Romania’s three month money market rate (ROBOR), the main indicator that sets the interest rates for RON currency borrowers, reached on Tuesday a fresh record high of the last four years and four months of 3.27 percent, one day before the monetary policy meeting of the central bank. Experts say the sudden rise of money market rates are due to lower liquidity in the market, possibly generated by BNR’s intervention to support the RON, and expect a difficult call at central bank’s policy meeting.
The ROBOR 3M calculated for July 3, 2018, is the highest since March 6, 2014, National Bank of Romania (BNR) data show. The 3-month rate rose by 0.03 percentage point from the previous market session.
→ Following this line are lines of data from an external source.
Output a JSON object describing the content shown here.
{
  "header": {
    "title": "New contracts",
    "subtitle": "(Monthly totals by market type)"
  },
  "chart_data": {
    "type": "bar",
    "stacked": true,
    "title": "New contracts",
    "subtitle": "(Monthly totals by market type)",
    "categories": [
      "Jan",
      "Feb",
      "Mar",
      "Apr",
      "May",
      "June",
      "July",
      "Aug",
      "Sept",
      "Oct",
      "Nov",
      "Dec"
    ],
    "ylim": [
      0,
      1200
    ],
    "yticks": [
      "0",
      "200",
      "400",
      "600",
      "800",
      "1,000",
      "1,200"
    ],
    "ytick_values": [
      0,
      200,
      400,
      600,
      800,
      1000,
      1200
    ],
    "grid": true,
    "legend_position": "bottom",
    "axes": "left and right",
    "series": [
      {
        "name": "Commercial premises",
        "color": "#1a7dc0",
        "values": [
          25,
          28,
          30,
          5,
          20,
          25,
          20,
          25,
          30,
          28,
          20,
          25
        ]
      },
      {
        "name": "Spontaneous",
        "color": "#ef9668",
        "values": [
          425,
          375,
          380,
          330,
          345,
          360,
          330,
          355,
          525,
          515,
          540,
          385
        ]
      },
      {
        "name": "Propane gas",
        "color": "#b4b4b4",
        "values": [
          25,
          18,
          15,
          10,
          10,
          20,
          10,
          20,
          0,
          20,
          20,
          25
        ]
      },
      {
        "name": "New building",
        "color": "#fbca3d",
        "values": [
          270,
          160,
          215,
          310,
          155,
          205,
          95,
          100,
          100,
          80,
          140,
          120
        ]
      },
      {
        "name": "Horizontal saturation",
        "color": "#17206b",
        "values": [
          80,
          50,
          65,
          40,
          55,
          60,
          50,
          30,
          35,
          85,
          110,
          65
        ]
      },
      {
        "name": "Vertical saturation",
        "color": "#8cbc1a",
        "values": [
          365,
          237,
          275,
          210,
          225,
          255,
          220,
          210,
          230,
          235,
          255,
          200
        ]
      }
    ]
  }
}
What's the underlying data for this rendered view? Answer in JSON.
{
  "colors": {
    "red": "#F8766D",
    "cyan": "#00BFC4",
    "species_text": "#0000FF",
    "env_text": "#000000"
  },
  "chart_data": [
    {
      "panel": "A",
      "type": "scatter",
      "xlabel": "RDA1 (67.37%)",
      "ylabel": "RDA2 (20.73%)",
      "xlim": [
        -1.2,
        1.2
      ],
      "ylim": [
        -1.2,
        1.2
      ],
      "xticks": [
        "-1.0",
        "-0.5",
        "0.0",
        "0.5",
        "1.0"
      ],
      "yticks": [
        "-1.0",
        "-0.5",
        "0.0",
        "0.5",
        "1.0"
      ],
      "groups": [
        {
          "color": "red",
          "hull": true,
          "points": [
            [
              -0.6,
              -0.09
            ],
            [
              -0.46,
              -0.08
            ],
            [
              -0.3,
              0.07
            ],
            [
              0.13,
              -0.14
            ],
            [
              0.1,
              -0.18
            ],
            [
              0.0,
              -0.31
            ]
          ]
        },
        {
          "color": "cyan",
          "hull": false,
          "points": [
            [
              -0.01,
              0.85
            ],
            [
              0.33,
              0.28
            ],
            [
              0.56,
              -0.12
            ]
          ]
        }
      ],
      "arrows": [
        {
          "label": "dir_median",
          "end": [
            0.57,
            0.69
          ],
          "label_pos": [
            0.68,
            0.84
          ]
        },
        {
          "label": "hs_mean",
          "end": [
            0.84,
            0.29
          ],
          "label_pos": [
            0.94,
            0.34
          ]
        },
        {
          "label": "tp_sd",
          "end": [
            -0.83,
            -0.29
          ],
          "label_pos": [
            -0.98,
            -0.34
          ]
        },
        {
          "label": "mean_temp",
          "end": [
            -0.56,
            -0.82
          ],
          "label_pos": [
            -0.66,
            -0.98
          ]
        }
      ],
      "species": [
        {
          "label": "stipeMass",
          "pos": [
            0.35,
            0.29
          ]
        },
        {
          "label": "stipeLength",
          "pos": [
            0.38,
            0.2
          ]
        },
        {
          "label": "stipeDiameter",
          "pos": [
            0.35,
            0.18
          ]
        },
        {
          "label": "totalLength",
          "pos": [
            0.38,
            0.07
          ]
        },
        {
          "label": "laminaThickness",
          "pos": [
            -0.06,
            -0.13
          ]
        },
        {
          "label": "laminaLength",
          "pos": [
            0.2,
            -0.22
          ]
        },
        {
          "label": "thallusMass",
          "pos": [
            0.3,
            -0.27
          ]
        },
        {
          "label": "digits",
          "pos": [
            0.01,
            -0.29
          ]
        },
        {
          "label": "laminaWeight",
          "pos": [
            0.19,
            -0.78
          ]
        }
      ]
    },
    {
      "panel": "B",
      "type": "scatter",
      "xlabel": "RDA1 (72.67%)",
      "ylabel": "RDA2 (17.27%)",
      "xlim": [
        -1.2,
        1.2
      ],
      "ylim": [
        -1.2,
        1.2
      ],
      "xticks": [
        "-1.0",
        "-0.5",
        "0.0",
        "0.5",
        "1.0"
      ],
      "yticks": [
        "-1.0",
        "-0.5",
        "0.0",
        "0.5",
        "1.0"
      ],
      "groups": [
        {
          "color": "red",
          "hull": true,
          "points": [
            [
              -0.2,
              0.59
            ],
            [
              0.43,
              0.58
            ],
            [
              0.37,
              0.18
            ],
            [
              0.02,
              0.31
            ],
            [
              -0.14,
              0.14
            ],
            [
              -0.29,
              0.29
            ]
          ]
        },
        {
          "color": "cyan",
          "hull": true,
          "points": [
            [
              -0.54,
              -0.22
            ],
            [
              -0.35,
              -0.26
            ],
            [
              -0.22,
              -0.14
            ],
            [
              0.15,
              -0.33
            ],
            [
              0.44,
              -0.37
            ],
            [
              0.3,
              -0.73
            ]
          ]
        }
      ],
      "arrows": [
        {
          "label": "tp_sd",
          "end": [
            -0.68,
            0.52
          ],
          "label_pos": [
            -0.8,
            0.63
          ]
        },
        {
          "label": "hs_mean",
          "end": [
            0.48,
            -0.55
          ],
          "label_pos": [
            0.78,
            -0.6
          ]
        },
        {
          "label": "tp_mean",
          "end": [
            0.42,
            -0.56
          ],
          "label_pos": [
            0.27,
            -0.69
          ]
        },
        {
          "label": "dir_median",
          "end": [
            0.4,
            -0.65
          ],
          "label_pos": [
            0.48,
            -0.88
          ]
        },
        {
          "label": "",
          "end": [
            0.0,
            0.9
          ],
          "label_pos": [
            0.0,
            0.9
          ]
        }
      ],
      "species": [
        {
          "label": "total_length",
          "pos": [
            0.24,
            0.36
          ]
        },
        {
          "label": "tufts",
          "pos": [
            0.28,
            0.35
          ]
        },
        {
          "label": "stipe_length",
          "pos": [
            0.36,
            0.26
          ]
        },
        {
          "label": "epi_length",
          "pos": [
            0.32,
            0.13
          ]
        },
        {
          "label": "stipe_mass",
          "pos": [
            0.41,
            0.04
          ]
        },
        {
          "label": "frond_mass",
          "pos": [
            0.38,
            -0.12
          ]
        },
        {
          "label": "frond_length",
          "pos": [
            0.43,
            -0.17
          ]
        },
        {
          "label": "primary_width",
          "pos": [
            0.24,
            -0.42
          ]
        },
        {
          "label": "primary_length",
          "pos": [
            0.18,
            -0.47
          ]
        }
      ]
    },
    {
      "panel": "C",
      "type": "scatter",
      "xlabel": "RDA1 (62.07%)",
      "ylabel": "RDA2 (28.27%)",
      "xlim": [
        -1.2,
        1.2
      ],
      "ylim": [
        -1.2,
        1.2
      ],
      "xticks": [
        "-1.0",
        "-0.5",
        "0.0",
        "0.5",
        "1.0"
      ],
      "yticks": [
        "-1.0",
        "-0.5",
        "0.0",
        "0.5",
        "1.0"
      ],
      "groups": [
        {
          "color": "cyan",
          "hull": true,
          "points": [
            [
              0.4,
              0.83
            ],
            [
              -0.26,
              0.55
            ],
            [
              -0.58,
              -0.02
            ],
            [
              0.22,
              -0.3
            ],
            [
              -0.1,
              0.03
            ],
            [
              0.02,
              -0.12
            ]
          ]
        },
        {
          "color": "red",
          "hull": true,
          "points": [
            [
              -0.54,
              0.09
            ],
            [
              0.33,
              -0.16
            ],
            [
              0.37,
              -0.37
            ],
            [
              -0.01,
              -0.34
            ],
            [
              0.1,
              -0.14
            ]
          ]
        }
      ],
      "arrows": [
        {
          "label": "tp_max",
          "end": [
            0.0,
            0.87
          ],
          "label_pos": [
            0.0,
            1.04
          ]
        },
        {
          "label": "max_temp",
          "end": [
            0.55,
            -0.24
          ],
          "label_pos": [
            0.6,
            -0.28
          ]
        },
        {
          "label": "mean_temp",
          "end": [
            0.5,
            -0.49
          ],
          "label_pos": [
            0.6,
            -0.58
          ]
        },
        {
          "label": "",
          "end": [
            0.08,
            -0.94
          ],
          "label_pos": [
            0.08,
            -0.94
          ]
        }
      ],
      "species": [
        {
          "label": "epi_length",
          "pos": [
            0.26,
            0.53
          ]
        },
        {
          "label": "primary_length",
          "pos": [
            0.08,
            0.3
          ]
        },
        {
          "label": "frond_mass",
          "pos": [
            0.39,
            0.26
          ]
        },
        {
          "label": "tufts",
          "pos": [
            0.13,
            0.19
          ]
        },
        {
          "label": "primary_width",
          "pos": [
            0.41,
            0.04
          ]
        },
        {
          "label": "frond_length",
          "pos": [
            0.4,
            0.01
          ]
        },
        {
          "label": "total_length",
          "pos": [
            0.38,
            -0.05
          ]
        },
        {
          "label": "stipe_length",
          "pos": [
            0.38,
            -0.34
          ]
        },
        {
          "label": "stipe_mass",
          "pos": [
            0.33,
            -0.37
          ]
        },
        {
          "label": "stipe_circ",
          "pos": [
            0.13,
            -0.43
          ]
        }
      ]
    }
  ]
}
Compared with the end of 2017, the 3-month index rose by 1.22 percentage point (+60 percent), from 2.05 percent.
The 3-month ROBOR index reached a record low of 0.68 percent in September 2016.
The 6-month ROBOR index increased from 3.29 percent to 3.32 percent on Tuesday, the highest level since May 13, 2014.
Romania’s money market interest rates daily average “rose more than threefold since the beginning of the year and which are now trading at 75 bps above the monetary policy rate which is supposed to be their anchor,” Erste Group analysts said on Tuesday in a short research note.
“Of course, some tax or dividend payments or other Treasury operations (including retail bonds issuance?) may have also had an influence, but the disappearance of 16 bln RON worth of liquidity surplus in a matter of 2 months cannot be fully explained by those. We therefore have no choice but to suspect central bank interventions in the FX market,” they added.
On May 7, Romania’s central bank raised the monetary interest rate from 2.25 percent to 2.5 percent, the highest level since February 2015, in line with economists’ expectations, who see the decision as a consequence of upward revision of the inflation forecast.
The next central bank’s policy meeting is scheduled on Wednesday.
“Tomorrow’s monetary policy meeting will probably be a close or in any case a difficult call, with the NBR looking at a complicated picture, both domestically and externally. On the domestic front, supply-side inflation pressures are yet to ease, threatening to boost inflation expectations further, while on the other hand the economic boom seems to be cooling off somewhat, lessening the need to step up tightening measures,” Erste Group analysts say.
Romania’s central bank also had weekly open market operations during the last couple of months, absorbing excess liquidity in the market. On Monday, Romania’s central bank did not absorb liquidity through one-week deposit tender.